Commentary

What the Biden-Harris COVID-19 Advisory Board is missing


 

On Nov. 9, the Biden-Harris administration announced the members of its COVID-19 Advisory Board. Among them were many esteemed infectious disease and public health experts – encouraging, given that, for now, the COVID-19 pandemic shows no signs of slowing down. Not among them was a mental health professional.

Dr. Ranna Parekh

Dr. Ranna Parekh

As psychiatrists, we did not find this omission surprising, given the sidelined role our specialty too often plays among medical professionals. But we did find it disappointing. Not having a single behavioral health provider on the advisory board will prove to be a mistake that could affect millions of Americans.

Studies continue to roll in showing that patients with COVID-19 can present during and after infection with neuropsychiatric symptoms, including delirium, psychosis, and anxiety. In July, a meta-analysis published in The Lancet regarding the neuropsychological outcomes of earlier diseases caused by coronaviruses – severe acute respiratory syndrome and Middle East respiratory syndrome – suggested that, in the short term, close to one-quarter of patients experienced confusion representative of delirium. In the long term, following recovery, respondents frequently reported emotional lability, impaired concentration, and traumatic memories. Additionally, more recent research published in The Lancet suggests that rates of psychiatric disorders, dementia, and insomnia are significantly higher among survivors of COVID-19. This study echoes the findings of an article in JAMA from September that reported that, among patients who were hospitalized for COVID-19, mortality rates were higher for those who had previously been diagnosed with a psychiatric condition. And overall, the pandemic has been associated with significantly increased rates of anxiety and depression symptoms.

Although this research is preliminary, it would be irresponsible – and at the very least myopic — not to take seriously the downstream consequences of the damage to the American people’s psyches when planning how our system can adapt to ensure that there is access to care and treatment.

This is especially true when you consider the following:

  • It is very difficult to diagnose and treat mental health symptoms in a primary care setting that is already overburdened.
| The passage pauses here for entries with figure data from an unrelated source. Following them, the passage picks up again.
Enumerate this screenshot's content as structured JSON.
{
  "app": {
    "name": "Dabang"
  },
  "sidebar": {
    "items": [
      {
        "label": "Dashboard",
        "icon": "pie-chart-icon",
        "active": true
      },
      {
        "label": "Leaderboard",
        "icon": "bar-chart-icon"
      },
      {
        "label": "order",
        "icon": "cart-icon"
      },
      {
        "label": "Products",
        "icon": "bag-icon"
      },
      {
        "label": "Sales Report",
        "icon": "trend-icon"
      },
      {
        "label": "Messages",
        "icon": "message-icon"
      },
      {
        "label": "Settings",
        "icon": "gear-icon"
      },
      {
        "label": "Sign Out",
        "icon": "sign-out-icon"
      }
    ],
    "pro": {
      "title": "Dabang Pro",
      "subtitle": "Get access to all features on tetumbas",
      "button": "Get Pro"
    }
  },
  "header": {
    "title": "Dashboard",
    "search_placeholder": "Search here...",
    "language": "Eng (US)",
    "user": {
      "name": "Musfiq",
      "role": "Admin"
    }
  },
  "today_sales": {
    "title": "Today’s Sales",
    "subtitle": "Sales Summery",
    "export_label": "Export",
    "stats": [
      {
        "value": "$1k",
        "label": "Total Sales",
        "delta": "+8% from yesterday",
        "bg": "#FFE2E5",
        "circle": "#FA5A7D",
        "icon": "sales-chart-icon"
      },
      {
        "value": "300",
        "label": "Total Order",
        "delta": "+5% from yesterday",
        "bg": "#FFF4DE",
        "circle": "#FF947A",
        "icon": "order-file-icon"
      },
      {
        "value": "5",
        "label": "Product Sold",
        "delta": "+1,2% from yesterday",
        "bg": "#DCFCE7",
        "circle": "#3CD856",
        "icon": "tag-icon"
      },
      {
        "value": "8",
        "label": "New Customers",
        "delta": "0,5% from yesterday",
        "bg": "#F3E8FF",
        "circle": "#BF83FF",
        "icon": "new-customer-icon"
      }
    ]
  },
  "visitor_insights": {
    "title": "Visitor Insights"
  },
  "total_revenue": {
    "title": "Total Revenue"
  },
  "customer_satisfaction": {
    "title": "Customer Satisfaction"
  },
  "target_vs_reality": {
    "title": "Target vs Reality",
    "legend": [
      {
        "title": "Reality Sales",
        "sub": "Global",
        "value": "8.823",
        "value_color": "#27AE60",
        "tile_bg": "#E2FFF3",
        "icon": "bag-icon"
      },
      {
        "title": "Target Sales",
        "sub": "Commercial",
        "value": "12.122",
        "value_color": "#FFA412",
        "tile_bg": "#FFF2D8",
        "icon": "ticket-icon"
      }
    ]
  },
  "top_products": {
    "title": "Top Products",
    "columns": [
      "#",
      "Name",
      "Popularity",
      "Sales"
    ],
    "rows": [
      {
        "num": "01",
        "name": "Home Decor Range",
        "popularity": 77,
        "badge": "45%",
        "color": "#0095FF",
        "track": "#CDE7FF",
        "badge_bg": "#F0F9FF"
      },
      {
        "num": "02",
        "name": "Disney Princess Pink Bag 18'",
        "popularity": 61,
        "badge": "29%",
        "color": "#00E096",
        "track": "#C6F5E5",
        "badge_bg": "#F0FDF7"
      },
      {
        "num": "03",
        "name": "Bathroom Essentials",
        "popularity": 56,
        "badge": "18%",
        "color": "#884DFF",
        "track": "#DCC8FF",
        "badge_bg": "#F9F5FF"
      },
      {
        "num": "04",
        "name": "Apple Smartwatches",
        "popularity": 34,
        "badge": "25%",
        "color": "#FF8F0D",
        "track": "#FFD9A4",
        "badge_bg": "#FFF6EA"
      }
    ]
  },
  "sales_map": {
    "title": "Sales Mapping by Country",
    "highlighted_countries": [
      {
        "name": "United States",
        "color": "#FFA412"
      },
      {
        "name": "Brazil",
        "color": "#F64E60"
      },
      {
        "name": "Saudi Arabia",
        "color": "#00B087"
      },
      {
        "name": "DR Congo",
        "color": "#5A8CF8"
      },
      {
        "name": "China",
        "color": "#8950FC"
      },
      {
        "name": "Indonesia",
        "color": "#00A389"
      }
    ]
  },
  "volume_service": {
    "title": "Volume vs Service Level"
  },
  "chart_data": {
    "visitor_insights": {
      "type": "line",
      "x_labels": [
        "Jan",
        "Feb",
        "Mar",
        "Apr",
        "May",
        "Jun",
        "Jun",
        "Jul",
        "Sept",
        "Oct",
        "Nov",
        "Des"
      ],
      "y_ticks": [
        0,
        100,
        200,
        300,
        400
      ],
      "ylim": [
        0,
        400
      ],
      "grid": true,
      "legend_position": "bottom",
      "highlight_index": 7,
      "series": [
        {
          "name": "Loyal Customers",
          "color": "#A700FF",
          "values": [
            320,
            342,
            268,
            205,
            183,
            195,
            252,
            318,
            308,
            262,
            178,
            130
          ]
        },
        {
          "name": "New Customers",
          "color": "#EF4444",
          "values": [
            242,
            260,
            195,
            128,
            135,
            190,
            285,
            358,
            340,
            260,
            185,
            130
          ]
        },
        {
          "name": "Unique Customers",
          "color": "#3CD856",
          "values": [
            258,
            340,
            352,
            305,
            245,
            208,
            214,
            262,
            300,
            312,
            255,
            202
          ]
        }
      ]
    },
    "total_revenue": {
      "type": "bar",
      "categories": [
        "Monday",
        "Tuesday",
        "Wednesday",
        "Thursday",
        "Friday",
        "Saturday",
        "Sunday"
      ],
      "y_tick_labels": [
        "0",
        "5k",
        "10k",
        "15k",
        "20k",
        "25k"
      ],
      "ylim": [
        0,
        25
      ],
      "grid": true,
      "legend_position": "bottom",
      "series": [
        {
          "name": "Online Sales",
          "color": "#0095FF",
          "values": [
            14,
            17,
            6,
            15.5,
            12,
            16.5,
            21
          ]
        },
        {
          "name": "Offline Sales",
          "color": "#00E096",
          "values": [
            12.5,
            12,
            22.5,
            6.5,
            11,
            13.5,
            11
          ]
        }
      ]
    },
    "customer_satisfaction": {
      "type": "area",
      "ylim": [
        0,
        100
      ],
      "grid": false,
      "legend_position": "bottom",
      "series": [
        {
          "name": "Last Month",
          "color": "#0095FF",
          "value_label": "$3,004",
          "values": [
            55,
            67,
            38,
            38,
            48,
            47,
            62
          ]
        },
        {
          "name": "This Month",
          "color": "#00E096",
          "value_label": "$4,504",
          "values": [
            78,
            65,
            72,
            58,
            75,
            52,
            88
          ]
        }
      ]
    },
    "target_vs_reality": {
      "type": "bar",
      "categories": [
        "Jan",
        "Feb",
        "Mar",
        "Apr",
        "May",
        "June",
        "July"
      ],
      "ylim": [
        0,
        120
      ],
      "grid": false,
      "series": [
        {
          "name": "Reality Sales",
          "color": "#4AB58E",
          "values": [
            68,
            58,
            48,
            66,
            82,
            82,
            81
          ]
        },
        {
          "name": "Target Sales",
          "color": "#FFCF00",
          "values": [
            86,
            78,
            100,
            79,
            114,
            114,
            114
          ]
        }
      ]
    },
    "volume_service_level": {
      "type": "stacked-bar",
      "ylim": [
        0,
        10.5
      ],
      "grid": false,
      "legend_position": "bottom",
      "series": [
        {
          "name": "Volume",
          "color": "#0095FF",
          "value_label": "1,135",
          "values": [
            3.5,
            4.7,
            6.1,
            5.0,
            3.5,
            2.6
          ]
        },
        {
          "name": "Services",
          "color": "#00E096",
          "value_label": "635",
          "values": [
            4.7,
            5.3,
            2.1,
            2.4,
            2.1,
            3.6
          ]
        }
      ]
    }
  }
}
Doing so results in delayed treatment and increased costs.
  • In the long term, COVID-19 survivors will overburden the already underfunded mental healthcare system.
  • Additional unforeseen psychological outcomes stem from the myriad traumas of events in 2020 (eg, racial unrest, children out of school, loss of jobs, the recent election).

Psychiatric disorders are notoriously difficult to diagnose and treat in the outpatient primary care setting, which is why mental health professionals will need to be a more integral part of the postpandemic treatment model and should be represented on the advisory board. Each year in the United States, there are more than 8 million doctors’ visits for depression, and more than half of these are in the primary care setting. Yet fewer than half of those patients leave with a diagnosis of depression or are treated for it.

Historically, screening for depression in the primary care setting is difficult given its broad presentation of symptoms, which include nonspecific physical complaints, such as digestive problems, headaches, insomnia, or general aches and pains. These shortcomings exist despite multiple changes in guidelines, such as regarding the use of self-screening tools and general screening for specific populations, such as postpartum women.

But screening alone has not been an effective strategy, especially when certain groups are less likely to be screened. These include older adults, Black persons, and men, all of whom are at higher risk for mortality after COVID-19. There is a failure to consistently apply standards of universal screening across all patient groups, and even if it occurs, there is a failure to establish reliable treatment and follow-up regimens. As clinicians, imagine how challenging diagnosis and treatment of more complicated psychiatric syndromes, such as somatoform disorder, will be in the primary care setting after the pandemic.

When almost two-thirds of symptoms in primary care are already “medically unexplained,” how do we expect primary care doctors to differentiate between those presenting with vague coronavirus-related “brain fog,” the run of the mill worrywart, and the 16%-34% with legitimate hypochondriasis of somatoform disorder who won’t improve without the involvement of a mental health provider?